2. La fenêtre 2026, en semaines
Repères (vérifie toujours le CNB et ton IEJ) :
| Étape | Quand (indicatif 2026) |
|---|---|
| Écrits d’admissibilité | 1er–4 septembre 2026 |
| Attente | Environ 6 à 7 semaines |
| Résultats d’admissibilité | 22 octobre 2026 |
| Oraux d’admission | Novembre–décembre 2026 (selon IEJ) |
Tu n’as pas « tout l’automne ». Tu as une récupération, puis cinq semaines utiles, puis encore un peu selon ta date d’oral. Si tu commences le 23 octobre, tu as déjà perdu le gros de la fenêtre.
3. Semaine 1 : récupérer vraiment
Les écrits CRFPA vident le système. Enchaîner sur un programme d’oraux le 5 septembre, c’est souvent reculer de deux semaines plus tard, épuisé.
- Sommeil avant tout. Pas de « je rattrape mes lacunes libertés » à 23h.
- Sport doux, sorties, cuisine : le corps d’abord.
- Pas de debrief obsessionnel des copies. Tu ne changeras pas tes notes d’écrits.
- Lecture légère (presse, un arrêt commenté) si tu as besoin de ne pas « couper ».
Récupérer n’est pas abandonner. C’est la condition pour que les cinq semaines suivantes tiennent.
4. Le planning grand oral / anglais
À partir de la semaine 2, vise un rythme soutenable, pas un rythme d’août. Le grand oral (coef 4) prend l’essentiel. L’anglais (coef 1) prend des créneaux courts.
Cible hebdomadaire (semaine 2 à 6)
- 3 créneaux libertés (45–75 min) : un thème, une fiche, un mini-plan d’exposé.

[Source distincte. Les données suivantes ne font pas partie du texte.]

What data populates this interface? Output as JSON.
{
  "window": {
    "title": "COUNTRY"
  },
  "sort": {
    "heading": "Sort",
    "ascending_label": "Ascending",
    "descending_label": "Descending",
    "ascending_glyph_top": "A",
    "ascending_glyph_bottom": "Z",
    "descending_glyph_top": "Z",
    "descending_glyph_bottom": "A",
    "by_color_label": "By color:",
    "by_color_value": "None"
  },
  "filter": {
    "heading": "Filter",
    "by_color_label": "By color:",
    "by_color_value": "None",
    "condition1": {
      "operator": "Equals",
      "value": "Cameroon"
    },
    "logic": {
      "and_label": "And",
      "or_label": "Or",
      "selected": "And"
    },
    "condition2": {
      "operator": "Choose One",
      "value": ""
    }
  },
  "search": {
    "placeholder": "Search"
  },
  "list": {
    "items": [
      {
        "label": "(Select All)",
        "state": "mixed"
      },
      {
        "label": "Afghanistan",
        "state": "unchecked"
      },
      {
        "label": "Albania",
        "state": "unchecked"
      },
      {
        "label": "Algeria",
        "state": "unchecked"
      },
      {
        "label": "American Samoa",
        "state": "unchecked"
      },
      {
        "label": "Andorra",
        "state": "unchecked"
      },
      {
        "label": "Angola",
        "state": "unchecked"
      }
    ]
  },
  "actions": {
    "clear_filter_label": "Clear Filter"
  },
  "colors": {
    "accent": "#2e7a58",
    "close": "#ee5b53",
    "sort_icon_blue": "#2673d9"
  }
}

- 1 exposé chrono (enregistrement ou binôme), même imparfait.
- 3 × 20 min d’anglais : résumé d’article à voix haute, pas de grammaire scolaire.
- 1 créneau actualité : une décision (Conseil constitutionnel, CEDH) en une page.
Ça fait 5 à 8 heures par semaine, pas 25. Tu as le droit d’avoir un job, une famille, un cerveau fatigué. La méthode du grand oral, les sujets types et l’anglais oral détaillent le fond. Ici, c’est seulement le cadre.
Après le 22 octobre
Si tu es admissible : tu intensifies (simulations complètes, plus d’anglais la semaine de l’oral). Si tu ne l’es pas : tu poses les copies, tu prends une vraie pause, tu ranges les fiches pour plus tard. Tu n’as pas à « finir le programme oraux » par punition.
5. Si tu n’es pas admissible
C’est la peur qui bloque le démarrage. Dis-le clairement : le travail d’oral n’est pas jetable. Les libertés fondamentales, la méthode d’exposé et l’anglais reviennent l’année suivante. Tu n’as pas « perdu septembre » si tu as structuré cinq thèmes et repris la parole.
Ce que tu évites, c’est le tout ou rien : tout miser sur 2026 au point de t’effondrer si la liste ne te contient pas. Un rythme léger protège les deux issues.
6. Tête, rythme, écran des résultats
L’attente est un sport à part. Le fil Telegram, les rumeurs de barème, le « tu penses que tu as eu combien » : ça ne prépare pas un oral, ça use.
- Une plage résultats le 22 octobre, pas un F5 toutes les vingt minutes dès le 20.
- Un créneau fixe dans la semaine (ex. mardi 10h libertés), pour que le reste de la vie existe.
- Un binôme si possible, même 30 minutes toutes les deux semaines.
Si l’anxiété déborde, l’article Gérer le stress du CRFPA est plus utile qu’une sixième fiche.